Thanks for having a look.
On Wed, 12 Jun 2024 at 00:08, Melih Mutlu <m.melihmutlu@gmail.com> wrote:
> In 0001 patch, I see that there are some escape_json() calls with NUL-terminated strings and gets the length by
callingstrlen(), like below:
>
>> - escape_json(&buf, "timestamp");
>> + escape_json(&buf, "timestamp", strlen("timestamp"));
>
> Wouldn't using escape_json_cstring() be better instead? IIUC there isn't much difference between escape_json() and
escape_json_cstring(),right?
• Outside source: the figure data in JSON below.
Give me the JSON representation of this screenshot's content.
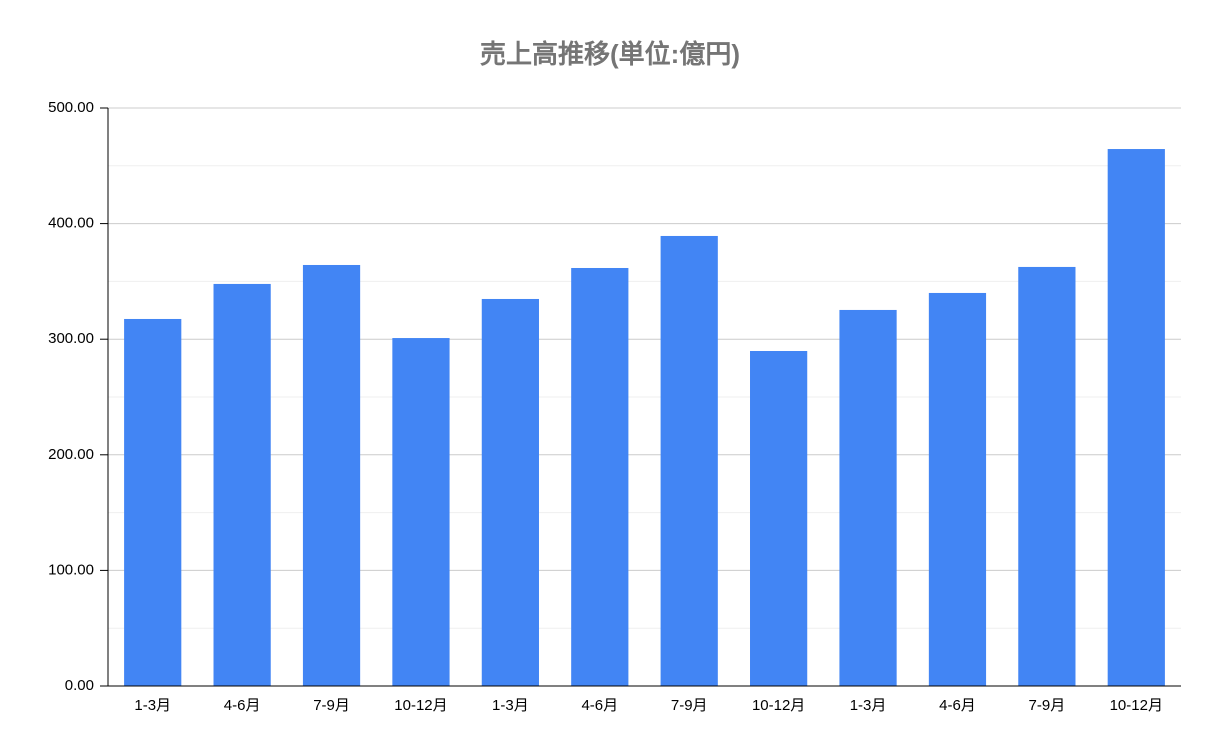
{
  "chart_data": {
    "type": "bar",
    "title": "売上高推移(単位:億円)",
    "categories": [
      "1-3月",
      "4-6月",
      "7-9月",
      "10-12月",
      "1-3月",
      "4-6月",
      "7-9月",
      "10-12月",
      "1-3月",
      "4-6月",
      "7-9月",
      "10-12月"
    ],
    "values": [
      317.5,
      347.8,
      364.2,
      301,
      334.8,
      361.6,
      389.3,
      289.8,
      325.3,
      340,
      362.5,
      464.5
    ],
    "color": "#4285f4",
    "ylim": [
      0,
      500
    ],
    "yticks": [
      {
        "value": 0,
        "label": "0.00"
      },
      {
        "value": 100,
        "label": "100.00"
      },
      {
        "value": 200,
        "label": "200.00"
      },
      {
        "value": 300,
        "label": "300.00"
      },
      {
        "value": 400,
        "label": "400.00"
      },
      {
        "value": 500,
        "label": "500.00"
      }
    ],
    "minor_yticks": [
      50,
      150,
      250,
      350,
      450
    ],
    "grid": true
  }
}
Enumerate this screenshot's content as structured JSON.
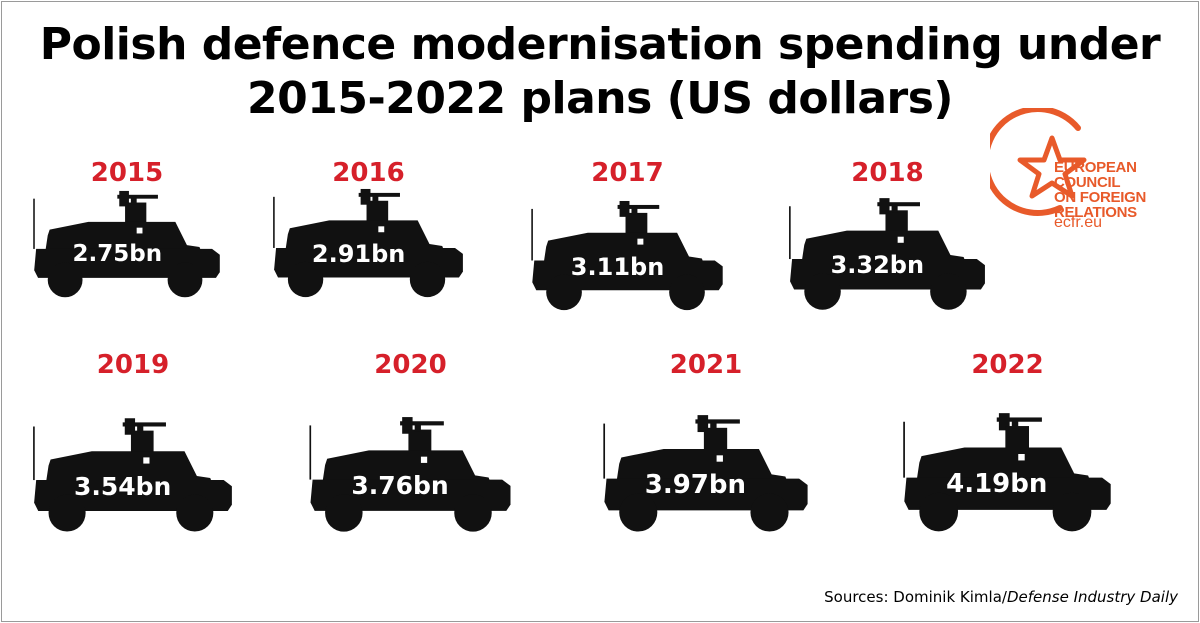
{
  "title_lines": [
    "Polish defence modernisation spending under",
    "2015-2022 plans (US dollars)"
  ],
  "logo": {
    "lines": [
      "EUROPEAN",
      "COUNCIL",
      "ON FOREIGN",
      "RELATIONS"
    ],
    "url": "ecfr.eu",
    "color": "#e85a2a"
  },
  "source": {
    "prefix": "Sources: Dominik Kimla/",
    "publication": "Defense Industry Daily"
  },
  "colors": {
    "year": "#d6202a",
    "vehicle": "#111111",
    "value_text": "#ffffff"
  },
  "chart_data": {
    "type": "bar",
    "title": "Polish defence modernisation spending under 2015-2022 plans (US dollars)",
    "categories": [
      "2015",
      "2016",
      "2017",
      "2018",
      "2019",
      "2020",
      "2021",
      "2022"
    ],
    "values": [
      2.75,
      2.91,
      3.11,
      3.32,
      3.54,
      3.76,
      3.97,
      4.19
    ],
    "value_labels": [
      "2.75bn",
      "2.91bn",
      "3.11bn",
      "3.32bn",
      "3.54bn",
      "3.76bn",
      "3.97bn",
      "4.19bn"
    ],
    "unit": "bn",
    "mark": "vehicle silhouette scaled by value"
  }
}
We would avoid strlen() with escape_json_cstring().
It maybe would be better, but not for this reason. Most compilers will
be able to perform constant folding to transform the
strlen("timestamp") into 9. You can see that's being done by both gcc
and clang in [1].
It might be better to use escape_json_cstring() regardless of that as
the SIMD only kicks in when there are >= 16 chars, so there might be a
few more instructions calling the SIMD version for such a short
string. Probably, if we're worried about performance here we could
just not bother passing the string through the escape function to
search for something we know isn't there and just
appendBinaryStringInfo \""timestamp\":" directly.
I don't really have a preference as to which of these we use. I doubt
the JSON escaping rules would ever change sufficiently that the latter
of these methods would be a bad idea. I just doubt it's worth the
debate as I imagine the performance won't matter that much.